Digesting
Digestions provide a means of processing records _within_ LogQS so that large quantities of records can be processed efficiently. One can think of digestions as a way to bulk export data from LogQS, similar to thinking ingestions as a way to bulk import data into LogQS.
Digestions are primarily composed of three resources:
Digestion: The main resource which represents the digestion itself. It contains metadata about the digestion, such as which log it is associated with and the current state of the digestion process (see Digestions)
Digestion Topic: A resource which is associated with a digestion and a specific topic within a log. The collection of digestion topics associated with a digestion defines which records will be processed during the digestion, including filtering data based on time ranges (see Digestion Topics).
Digestion Part: A resource generated during digestion processing which provides an index of records which are used during processing (see Digestion Parts).
The general digestion process is as follows:
Create a Digestion: A user creates a digestion resource which specifies the log which is to be processed.
Add Digestion Topics: The user adds digestion topics to the digestion resource, specifying which topics within the log should be processed and any filters to apply to the records in those topics.
Process the Digestion: The user updates the digestion to a queued state, which triggers the digestion processing. The LogQS server will then process the records in the specified topics, creating digestion parts as it goes.
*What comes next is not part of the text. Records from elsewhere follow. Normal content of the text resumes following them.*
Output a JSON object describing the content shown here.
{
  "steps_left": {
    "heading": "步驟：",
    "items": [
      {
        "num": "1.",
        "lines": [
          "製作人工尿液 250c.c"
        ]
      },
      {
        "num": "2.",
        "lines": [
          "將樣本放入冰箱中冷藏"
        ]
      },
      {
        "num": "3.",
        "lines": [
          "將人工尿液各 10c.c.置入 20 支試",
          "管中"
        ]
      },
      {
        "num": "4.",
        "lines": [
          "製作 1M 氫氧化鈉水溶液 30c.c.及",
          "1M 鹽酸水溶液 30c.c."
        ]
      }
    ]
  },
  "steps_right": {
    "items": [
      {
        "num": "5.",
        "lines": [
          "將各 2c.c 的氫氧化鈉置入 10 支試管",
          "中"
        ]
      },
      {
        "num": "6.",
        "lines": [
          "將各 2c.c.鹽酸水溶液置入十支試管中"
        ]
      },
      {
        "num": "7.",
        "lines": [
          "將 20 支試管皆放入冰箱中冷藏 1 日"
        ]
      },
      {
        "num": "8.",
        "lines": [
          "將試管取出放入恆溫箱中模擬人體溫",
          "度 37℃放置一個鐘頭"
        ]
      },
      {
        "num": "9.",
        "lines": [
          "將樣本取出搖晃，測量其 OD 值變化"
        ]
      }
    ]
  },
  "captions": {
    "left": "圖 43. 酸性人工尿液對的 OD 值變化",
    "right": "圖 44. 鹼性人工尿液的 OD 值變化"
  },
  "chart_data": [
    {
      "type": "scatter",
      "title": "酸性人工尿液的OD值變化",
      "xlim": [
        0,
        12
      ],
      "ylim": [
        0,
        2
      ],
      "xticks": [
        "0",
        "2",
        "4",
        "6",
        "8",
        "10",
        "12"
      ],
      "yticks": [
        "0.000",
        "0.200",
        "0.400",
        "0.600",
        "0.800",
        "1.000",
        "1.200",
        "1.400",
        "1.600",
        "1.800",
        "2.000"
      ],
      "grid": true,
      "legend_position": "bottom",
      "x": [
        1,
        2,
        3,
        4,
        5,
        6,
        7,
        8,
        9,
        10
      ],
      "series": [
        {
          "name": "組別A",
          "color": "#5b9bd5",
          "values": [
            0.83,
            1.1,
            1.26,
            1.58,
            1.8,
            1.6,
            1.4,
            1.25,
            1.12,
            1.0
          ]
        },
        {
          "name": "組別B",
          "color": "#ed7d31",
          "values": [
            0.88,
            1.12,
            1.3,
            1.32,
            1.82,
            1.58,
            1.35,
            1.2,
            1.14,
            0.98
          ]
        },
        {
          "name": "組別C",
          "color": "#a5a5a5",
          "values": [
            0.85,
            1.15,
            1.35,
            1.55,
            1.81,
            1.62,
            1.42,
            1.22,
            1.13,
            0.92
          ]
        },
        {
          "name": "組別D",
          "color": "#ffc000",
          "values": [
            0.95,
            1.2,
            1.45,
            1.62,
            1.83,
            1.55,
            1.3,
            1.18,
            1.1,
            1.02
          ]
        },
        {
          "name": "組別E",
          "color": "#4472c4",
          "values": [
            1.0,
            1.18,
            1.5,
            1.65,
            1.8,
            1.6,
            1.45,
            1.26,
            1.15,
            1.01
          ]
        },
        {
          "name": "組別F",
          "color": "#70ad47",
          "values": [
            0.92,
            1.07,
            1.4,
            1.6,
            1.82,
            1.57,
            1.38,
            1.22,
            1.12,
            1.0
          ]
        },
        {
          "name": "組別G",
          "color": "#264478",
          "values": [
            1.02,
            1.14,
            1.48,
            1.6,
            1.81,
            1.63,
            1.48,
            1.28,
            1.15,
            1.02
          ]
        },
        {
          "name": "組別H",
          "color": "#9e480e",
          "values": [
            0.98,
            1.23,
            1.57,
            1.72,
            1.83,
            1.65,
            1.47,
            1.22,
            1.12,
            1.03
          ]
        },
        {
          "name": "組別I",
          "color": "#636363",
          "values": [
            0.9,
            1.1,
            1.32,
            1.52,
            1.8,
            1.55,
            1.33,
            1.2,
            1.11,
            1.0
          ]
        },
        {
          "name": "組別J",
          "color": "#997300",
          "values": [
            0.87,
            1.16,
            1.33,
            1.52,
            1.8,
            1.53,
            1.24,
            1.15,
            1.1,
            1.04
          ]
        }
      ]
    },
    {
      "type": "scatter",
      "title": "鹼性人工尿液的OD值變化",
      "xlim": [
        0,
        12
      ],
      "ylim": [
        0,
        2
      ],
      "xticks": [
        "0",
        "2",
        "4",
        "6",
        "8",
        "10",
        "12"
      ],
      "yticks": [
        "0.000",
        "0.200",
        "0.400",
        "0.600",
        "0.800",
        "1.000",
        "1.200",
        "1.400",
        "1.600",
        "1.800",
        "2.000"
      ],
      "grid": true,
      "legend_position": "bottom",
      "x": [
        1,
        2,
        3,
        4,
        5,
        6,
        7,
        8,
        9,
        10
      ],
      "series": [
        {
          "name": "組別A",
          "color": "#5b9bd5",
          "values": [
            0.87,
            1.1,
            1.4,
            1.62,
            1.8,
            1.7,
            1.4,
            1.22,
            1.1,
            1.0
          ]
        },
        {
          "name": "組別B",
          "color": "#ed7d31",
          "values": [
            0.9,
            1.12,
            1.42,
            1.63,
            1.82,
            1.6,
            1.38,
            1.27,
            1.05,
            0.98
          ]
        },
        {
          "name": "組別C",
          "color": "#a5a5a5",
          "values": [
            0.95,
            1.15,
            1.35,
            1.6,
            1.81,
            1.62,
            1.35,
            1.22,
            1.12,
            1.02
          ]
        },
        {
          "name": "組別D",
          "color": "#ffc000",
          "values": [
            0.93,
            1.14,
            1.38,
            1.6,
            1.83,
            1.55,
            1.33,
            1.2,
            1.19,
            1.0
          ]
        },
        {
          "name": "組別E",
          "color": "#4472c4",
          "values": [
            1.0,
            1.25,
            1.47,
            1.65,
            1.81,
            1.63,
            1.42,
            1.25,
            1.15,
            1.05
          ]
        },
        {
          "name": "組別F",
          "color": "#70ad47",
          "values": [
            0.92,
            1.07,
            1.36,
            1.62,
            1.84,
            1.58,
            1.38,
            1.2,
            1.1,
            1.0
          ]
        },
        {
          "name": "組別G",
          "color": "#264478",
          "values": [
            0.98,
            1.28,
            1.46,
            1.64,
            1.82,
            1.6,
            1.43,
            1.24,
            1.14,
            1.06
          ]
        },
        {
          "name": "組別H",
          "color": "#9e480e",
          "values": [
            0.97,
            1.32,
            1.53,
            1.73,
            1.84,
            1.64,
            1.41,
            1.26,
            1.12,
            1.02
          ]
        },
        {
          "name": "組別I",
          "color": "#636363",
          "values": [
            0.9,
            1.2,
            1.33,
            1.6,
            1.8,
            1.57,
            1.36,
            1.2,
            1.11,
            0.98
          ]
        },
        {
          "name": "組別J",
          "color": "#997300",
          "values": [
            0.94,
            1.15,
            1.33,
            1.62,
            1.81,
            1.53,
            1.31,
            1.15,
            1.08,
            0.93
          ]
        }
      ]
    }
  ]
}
Digestions can process records in different ways as dictated by the specific Workflow (see Workflows). For example, a digestion can be used to create an extraction, which results in the records being stored in a new log file which can then be downloaded by the user. In their most generic form, digestions can be used to consolidate record data for efficient processing through the API (see Basic Digestions).
Creating a Digestion
Before creating the actual digestion, we will choose an appropriate workflow to process the digestion. For this example, we will use the LogQS’ managed “Extraction” workflow, which will produce a new log file that we can download. We can fetch this workflow by its name:
workflow = lqs.list.workflow(
name="LogQS Managed Extractor",
).data[0]
Next, to create a digestion, we can use the lqs.create.digestion method. This method requires a log_id to specify which log the digestion is associated with and the workflow_id to specify which workflow should be used for processing. We can also provide an optional name and note for the digestion for reference.
digestion = lqs.create.digestion(
log_id=log_id,
name="My Digestion",
note="This is a test digestion.",
workflow_id=workflow.id,
).data
Digestions are created in a ready state by default.
Next, we can add digestion topics to the digestion. This is done using the lqs.create.digestion_topic method, which requires a digestion_id and a topic_id to specify which topic within the log should be processed. We can also provide optional start_time and end_time parameters to specify a time range for the records to be processed.
Say we want to process records from all the topics in the log starting 15 seconds from the start of the log and ending 15 seconds before the end of the log. We can do this by fetching all the topics in the log and then creating a digestion topic for each one:
log = lqs.fetch.log(log_id=log_id).data
topics = lqs.list.topic(log_id=log_id).data
for topic in topics:
lqs.create.digestion_topic(
digestion_id=digestion.id,
topic_id=topic.id,
start_time=log.start_time + 15e9, # 15 seconds after log start
end_time=log.end_time - 15e9, # 15 seconds before log end
)
At this point, the digestion is ready to be processed. We can update the digestion to a queued state, which will trigger the digestion processing:
digestion = lqs.update.digestion(
digestion_id=digestion.id,
data={"state": "queued"}
).data
This will start the digestion process, which will transition the digestion to a processing state when LogQS starts the actual task. During the processing state, LogQS will create digestion parts for the digestion which can be used either by the user directly or by a workflow during the finalizing state.
We can monitor the state of the digestion by fetching it again:
digestion = lqs.fetch.digestion(digestion_id=digestion.id).data
print(f"Digestion '{digestion.name}' is now in state '{digestion.state.value}'.")
In this example, we’re using the LogQS managed “Extraction” workflow which will produce a new log file during the finalizing state and upload that file to the default object store as a log object under a prefix of digestions/<digestion ID>/. Since we’re digesting data from a ROS bag, the resulting log file will be a ROS bag file as well and will be located at digestions/<digestion ID>/extraction_<digestion ID>.bag.
When the digestion is in the completed state, we can verify that the extraction file was created by listing the log objects in the default object store:
extraction_object = lqs.list.log_object(
log_id=log_id,
prefix=f"digestions/{digestion.id}/",
delimiter="/",
).data[0]
If this checks out, we can download the file using the download utility method (see Utils.download()):
lqs.utils.download(log_id=log_id, object_key=extraction_object.key)
This will download the file to the current working directory, and we can verify that the file was downloaded successfully.